Reklama

Geopolityka

US Army przetestuje systemy obrony aktywnej

Fot. Staff Sgt. Aaron Allmon II (US Army)
Fot. Staff Sgt. Aaron Allmon II (US Army)

Armia Stanów Zjednoczonych planuje przetestować dostępne na rynku systemy obrony aktywnej, które w przyszłości mogą być zamontowane na różnego typu pojazdach. Zadaniem systemu będzie wykrywanie, śledzenie a następnie eliminowanie wystrzelonych i zagrażających pojazdowi pocisków rakietowych lub RPG. Wśród testowanych produktów znalazł się system Trophy, Iron Curtain, Iron Fist oraz ADS.

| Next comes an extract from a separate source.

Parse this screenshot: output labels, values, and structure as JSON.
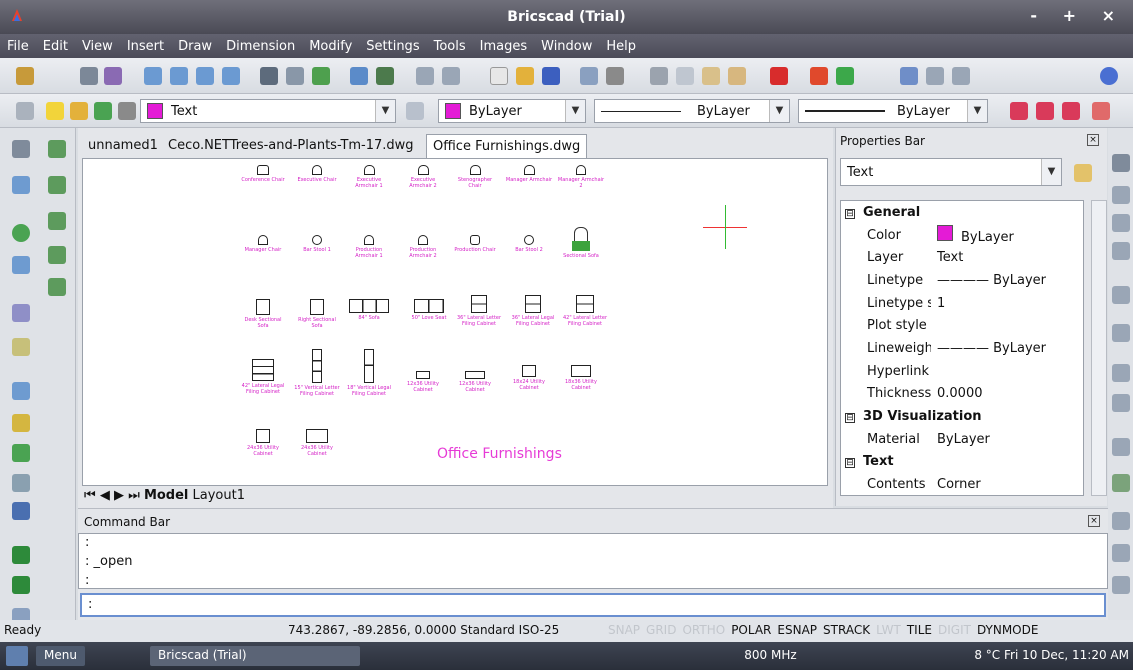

Amerykańskie siły zbrojne prowadzą projekt badawczo-rozwojowy, dotyczący modułowego systemu ochrony aktywnej MAPS, ale znajduje się on na wczesnym etapie i wdrożenie do służby może zająć nawet 10 lat. Dlatego planuje się przeprowadzenie prób istniejących już systemów obrony aktywnej, w celu wzmocnienia ochrony przed ostrzałem pocisków przeciwpancernych i RPG. Zgodnie z założeniami armii, systemy byłyby montowane na różnego typu pojazdach, zaczynając od lekkich pojazdów taktycznych (Joint Light Tactical Vehicle), poprzez transportery Bradley i Stryker, kończąc na czołgach podstawowych M1 Abrams.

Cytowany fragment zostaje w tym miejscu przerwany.